Histoire des trophées de chasse

publié le mardi 16 avril 2013 à 10:00

Les trophées de chasse ont toujours été un élément de décoration. D’abord abstraits avec la peintures, ils se sont matérialisés au fil du temps pour orner les cheminées avant de redevenir abstrait. Focus.

trophée de chasse

Tout commence au paléolithique où les hommes peignaient des animaux dans leur caverne. Première forme d’art, elle évoquait la chasse et le besoin des hommes à raconter leur récit.

Pendant la haute antiquité, la technologie se développe et ce sont les égyptiens les premiers qui commencèrent à embaumer leurs animaux tout comme leurs pharaons, permettant ainsi au corps de se conserver et de pouvoir évoluer dans leur autre vie.

Mais le trophée de chasse, comme on l’entend aujourd’hui, voit son origine au XVIIème siècle, lorsque de riches collectionneurs exposés leurs spécimens dans des cabinets de curiosité grâce à un procédé : la taxidermie.
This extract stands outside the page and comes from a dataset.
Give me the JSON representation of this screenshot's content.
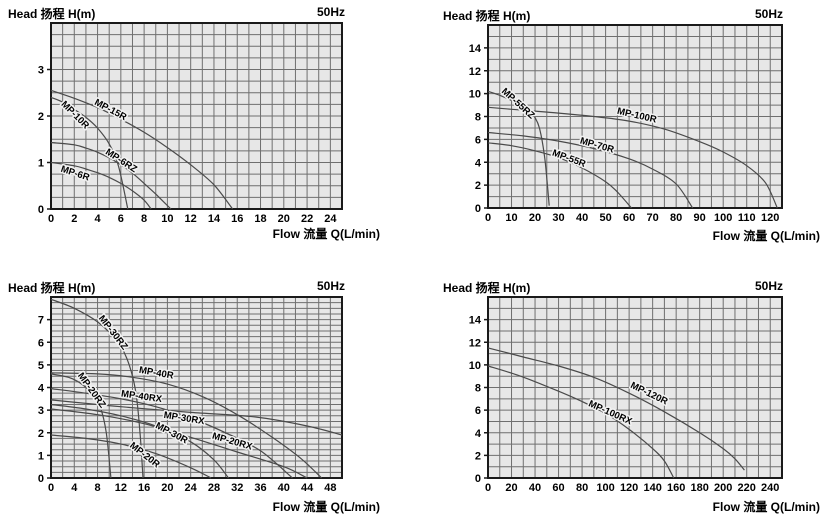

Son but : conserver l’apparence esthétique des animaux après leur mort. Réservé aux collectionneurs, c’est au XIXème siècle que la pratique se démocratise. Des ateliers font leurs apparitions en Europe. Le premier fut créea Londres en 1850, c’était celui de Rowland Wards. Un peu plus tard, on en retrouve à Paris avec les frères Verreaux et monsieur Deyrolle.

Les musées entrent aussi dans la course aux trophées, et surtout les musées d’histoire naturelle. Ceux-ci ont pour rôles de collecter, étudier et conserver les composants de la diversité naturelle. L’aspect éducatif des collections prend une importance considérable dans ce cadre.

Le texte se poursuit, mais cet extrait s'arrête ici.